In the AI era, it's fast to generate features, risking bloat. Braintrust's CEO suggests a "carving" metaphor: start with a large, AI-generated block of functionality and then meticulously remove complexity. Most user complaints are solved not by adding more, but by simplifying and removing what's confusing.
Instead of relying on their lead designer for manual "vibe checks," the Braintrust team translates his qualitative feedback into quantifiable evaluation criteria. This "captures" the expert in the system, allowing his high quality bar to be applied systematically and at scale across the entire product.
Braintrust operates with a "no backlog" mindset, enabled by AI. The productivity gains from agents mean there's "no excuse" not to immediately address performance issues or UI paper cuts that customers report. This shifts the team's focus to continuous improvement rather than letting small issues accumulate.
Evals shift product development from defining the 'how' to defining the 'what'. By creating quantifiable tests and success criteria, evals act like a modern PRD. This allows an AI model to creatively figure out the implementation while the team focuses on defining the desired outcome through concrete examples.
Ankur Goyal argues that AI agents can run far more exhaustive benchmarks and test more algorithms than even the best staff engineers manually could. This eliminates the common practice of prioritizing a few key benchmarks and "bullshitting" the rest, leading to more robust and performant software.
Engineers should define an "agent line": the threshold of tasks an AI agent can handle. By continuously re-evaluating what fits "below the agent line" and delegating it, senior engineers can free up significant time for more strategic, high-level work and creative problem-solving.

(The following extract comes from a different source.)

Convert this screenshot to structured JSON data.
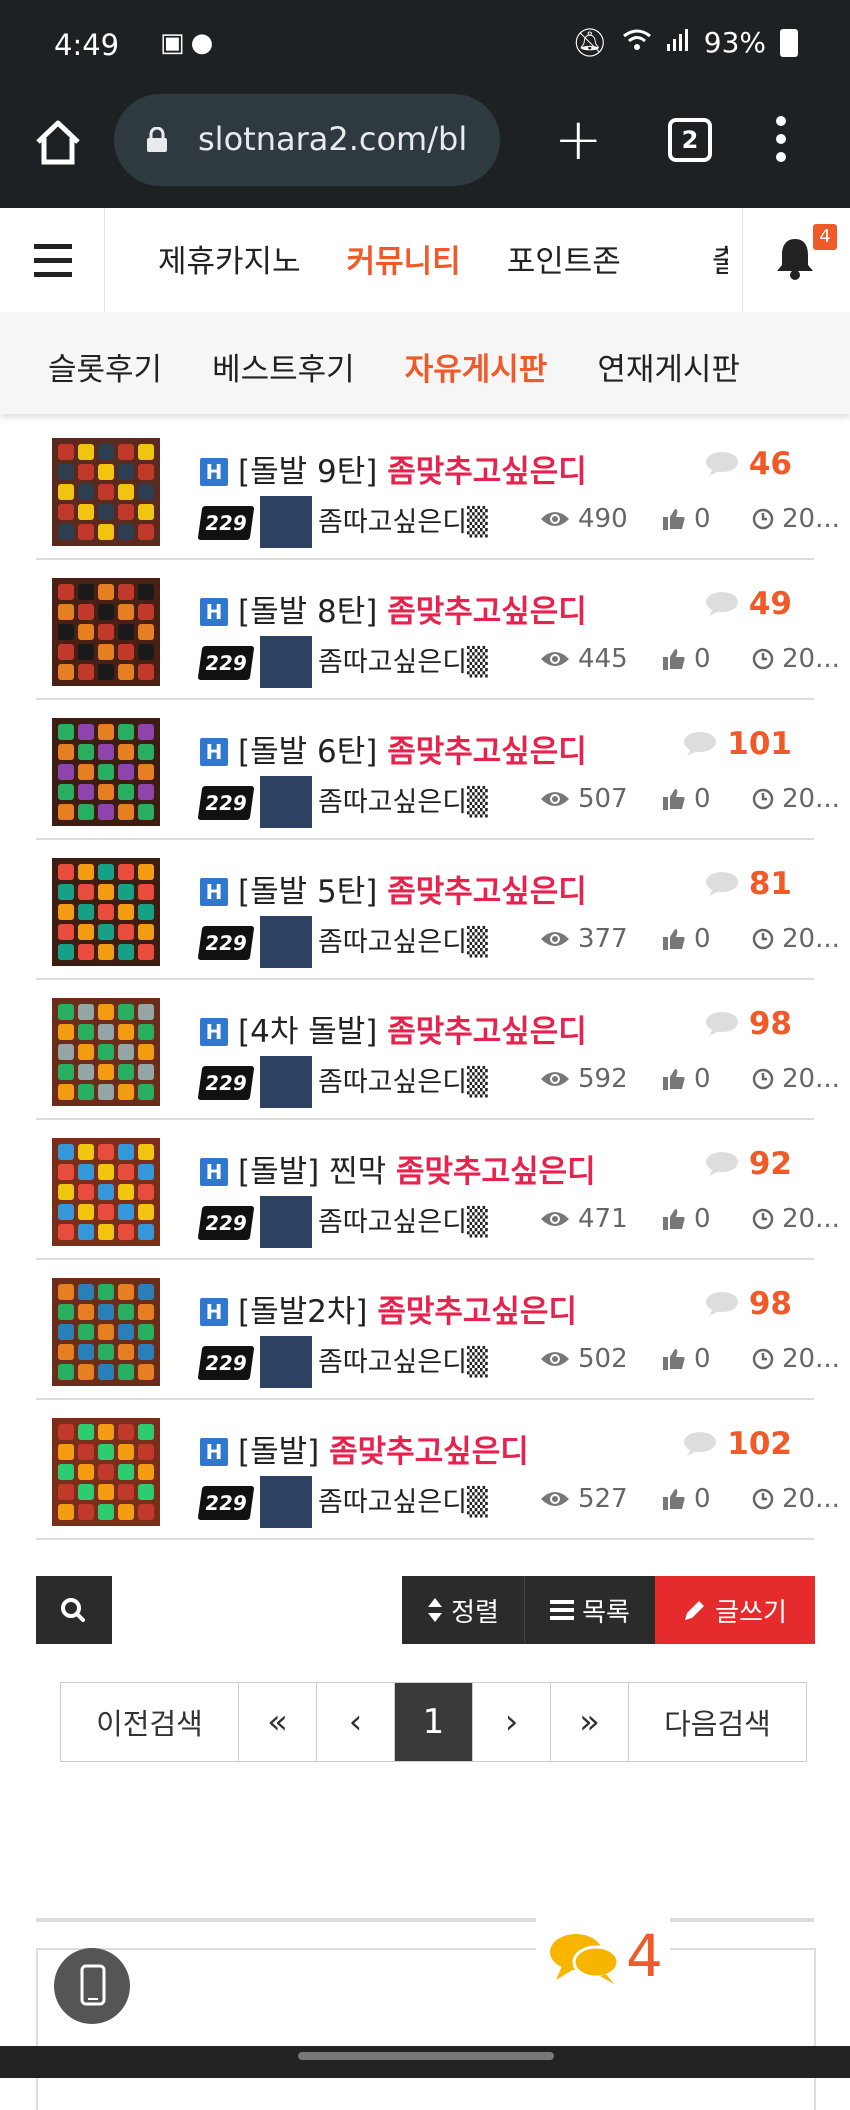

When an AI agent performs poorly, the most effective solution isn't clever prompt engineering. Braintrust's CEO's strategy is to "close the session" and rewrite the evaluation script from scratch. This forces clarity on the definition of success, which is often the root cause of the agent's failure.
To handle increased code output from AI agents, engineering teams must shift platform efforts to strengthening their CI/CD pipeline. Braintrust pauses feature work to improve CI, viewing it as earning the right to move faster. A robust CI system is the foundation for AI-driven development.
Braintrust's CEO Ankur Goyal uses AI coding agents to solve deep technical challenges like optimizing database queries. The agents exhaustively test different solutions from database literature, a task too tedious and time-consuming for human engineers, proving AI's value on complex, high-risk problems.